Cuando venimos a la Argentina, primero debemos hablar de la oferta, que en principio será acotada porque ya inició el ciclo de recomposición de stock, es lo que damos en llamar el ciclo de retención, ya después de las elecciones y conformando de alguna manera un panorama mucho más claro para para el gobierno, volvió el ciclo de retención, noviembre y diciembre, donde se vieron caídas en la faena, confirmando que a favor de una buena oferta forrajera, el productor está reteniendo para meter más kilos. Eso además de alguna manera incentivado por las exportaciones que hoy están pagando para el pesado, igual o más caro que al liviano, cosa que también hacía mucho tiempo que no veníamos.
Ciclo de retención que como mínimo va a generar menos oferta disponible a faena para los próximos 2 años.

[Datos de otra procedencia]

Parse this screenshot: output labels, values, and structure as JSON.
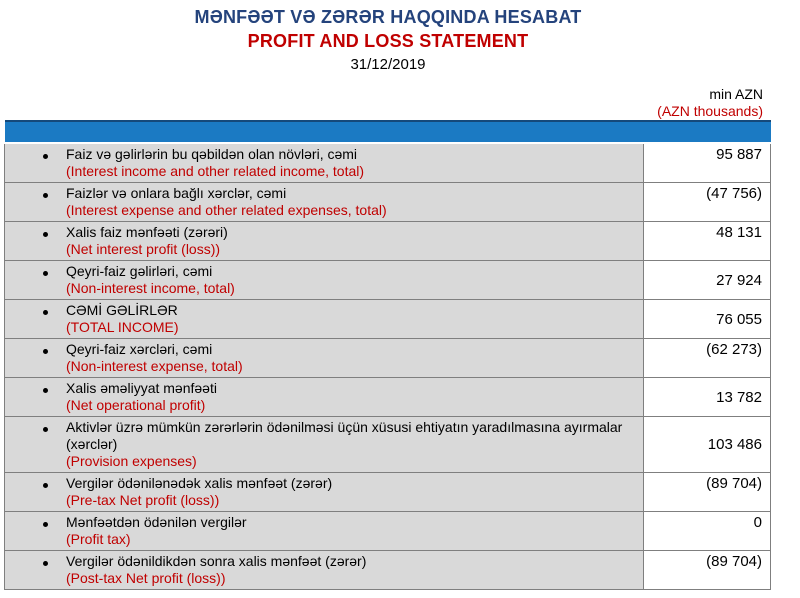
{
  "header": {
    "title_az": "MƏNFƏƏT VƏ ZƏRƏR HAQQINDA HESABAT",
    "title_en": "PROFIT AND LOSS STATEMENT",
    "date": "31/12/2019",
    "unit_az": "min AZN",
    "unit_en": "(AZN thousands)"
  },
  "colors": {
    "title_blue": "#24437C",
    "accent_red": "#C00000",
    "bar_blue": "#1B7AC3",
    "bar_top_edge": "#15497A",
    "row_gray": "#D9D9D9",
    "border_gray": "#7F7F7F"
  },
  "table": {
    "rows": [
      {
        "label_az": "Faiz və gəlirlərin bu qəbildən olan növləri, cəmi",
        "label_en": "(Interest income and other related income, total)",
        "value": "95 887",
        "value_valign": "top"
      },
      {
        "label_az": "Faizlər və onlara bağlı xərclər, cəmi",
        "label_en": "(Interest expense and other related expenses, total)",
        "value": "(47 756)",
        "value_valign": "top"
      },
      {
        "label_az": "Xalis faiz mənfəəti (zərəri)",
        "label_en": "(Net interest profit (loss))",
        "value": "48 131",
        "value_valign": "top"
      },
      {
        "label_az": "Qeyri-faiz gəlirləri, cəmi",
        "label_en": "(Non-interest income, total)",
        "value": "27 924",
        "value_valign": "middle"
      },
      {
        "label_az": "CƏMİ GƏLİRLƏR",
        "label_en": "(TOTAL INCOME)",
        "value": "76 055",
        "value_valign": "middle"
      },
      {
        "label_az": "Qeyri-faiz xərcləri, cəmi",
        "label_en": "(Non-interest expense, total)",
        "value": "(62 273)",
        "value_valign": "top"
      },
      {
        "label_az": "Xalis əməliyyat mənfəəti",
        "label_en": "(Net operational profit)",
        "value": "13 782",
        "value_valign": "middle"
      },
      {
        "label_az": "Aktivlər üzrə mümkün zərərlərin ödənilməsi üçün xüsusi ehtiyatın yaradılmasına ayırmalar (xərclər)",
        "label_en": "(Provision expenses)",
        "value": "103 486",
        "value_valign": "middle"
      },
      {
        "label_az": "Vergilər ödənilənədək xalis mənfəət (zərər)",
        "label_en": "(Pre-tax Net profit (loss))",
        "value": "(89 704)",
        "value_valign": "top"
      },
      {
        "label_az": "Mənfəətdən ödənilən vergilər",
        "label_en": "(Profit tax)",
        "value": "0",
        "value_valign": "top"
      },
      {
        "label_az": "Vergilər ödənildikdən sonra xalis mənfəət (zərər)",
        "label_en": "(Post-tax Net profit (loss))",
        "value": "(89 704)",
        "value_valign": "top"
      }
    ]
  }
}
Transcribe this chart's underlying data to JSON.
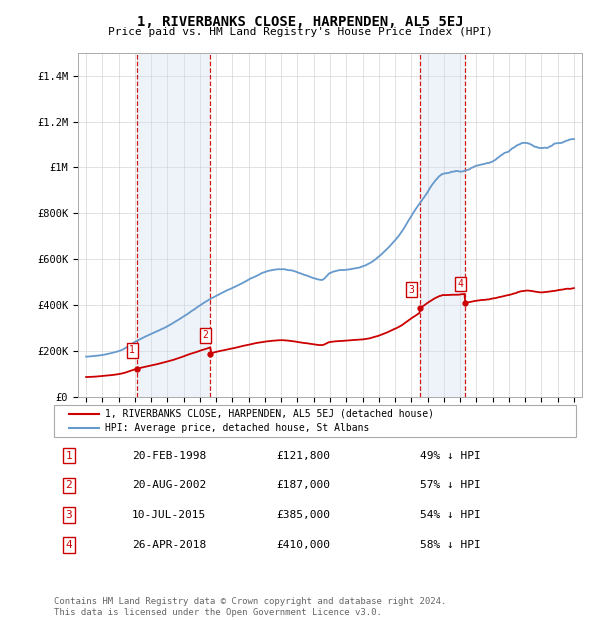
{
  "title": "1, RIVERBANKS CLOSE, HARPENDEN, AL5 5EJ",
  "subtitle": "Price paid vs. HM Land Registry's House Price Index (HPI)",
  "sales": [
    {
      "date_num": 1998.13,
      "price": 121800,
      "label": "1",
      "date_str": "20-FEB-1998",
      "pct": "49% ↓ HPI"
    },
    {
      "date_num": 2002.64,
      "price": 187000,
      "label": "2",
      "date_str": "20-AUG-2002",
      "pct": "57% ↓ HPI"
    },
    {
      "date_num": 2015.52,
      "price": 385000,
      "label": "3",
      "date_str": "10-JUL-2015",
      "pct": "54% ↓ HPI"
    },
    {
      "date_num": 2018.32,
      "price": 410000,
      "label": "4",
      "date_str": "26-APR-2018",
      "pct": "58% ↓ HPI"
    }
  ],
  "xlim": [
    1994.5,
    2025.5
  ],
  "ylim": [
    0,
    1500000
  ],
  "yticks": [
    0,
    200000,
    400000,
    600000,
    800000,
    1000000,
    1200000,
    1400000
  ],
  "ytick_labels": [
    "£0",
    "£200K",
    "£400K",
    "£600K",
    "£800K",
    "£1M",
    "£1.2M",
    "£1.4M"
  ],
  "xticks": [
    1995,
    1996,
    1997,
    1998,
    1999,
    2000,
    2001,
    2002,
    2003,
    2004,
    2005,
    2006,
    2007,
    2008,
    2009,
    2010,
    2011,
    2012,
    2013,
    2014,
    2015,
    2016,
    2017,
    2018,
    2019,
    2020,
    2021,
    2022,
    2023,
    2024,
    2025
  ],
  "sale_color": "#cc0000",
  "hpi_color": "#6699cc",
  "marker_box_color": "#cc0000",
  "shade_color": "#ccddf0",
  "vline_color": "#cc0000",
  "legend_label_sale": "1, RIVERBANKS CLOSE, HARPENDEN, AL5 5EJ (detached house)",
  "legend_label_hpi": "HPI: Average price, detached house, St Albans",
  "footer": "Contains HM Land Registry data © Crown copyright and database right 2024.\nThis data is licensed under the Open Government Licence v3.0.",
  "bg_color": "#ffffff",
  "grid_color": "#cccccc"
}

Con más peso los animales a faena, pero mucho menos animales, probablemente un 6 a 7% menos de las faenas promedio que tuvimos los últimos 3 años.
Estamos hablando de entre 800 000 y tal vez 1 millón de cabezas menos de faena. De modo tal que la caída de la oferta global sobre lo que fue una oferta de 3,1 M tn, podamos tener unas 200.000 toneladas menos de oferta. Y esto si lo dividimos por el número de habitantes, da entre 4 y 5 kg menos de carne por habitante y por año.
Claramente el mercado interno va a tener dificultad, y deberá “pelearse” con la exportación para poder sostener los 49 kg/h/a del 2025.
Seguramente la exportación va a ser más más fuerte en el momento de la decisión de compra, va a tener más fortaleza y por lo tanto, probablemente el mercado interno tenga que soportar una oferta menor de la que tuvo.
Resumiendo, demanda muy firme en el exterior, caída de la oferta en general y un mercado interno que va a tratar de competir con un mercado externo muy demandante y con mejores valores: consecuencia, precios muy muy firmes para 2026 y para 2027. Una excelente noticia para el ganadero, no tanto para el consumidor.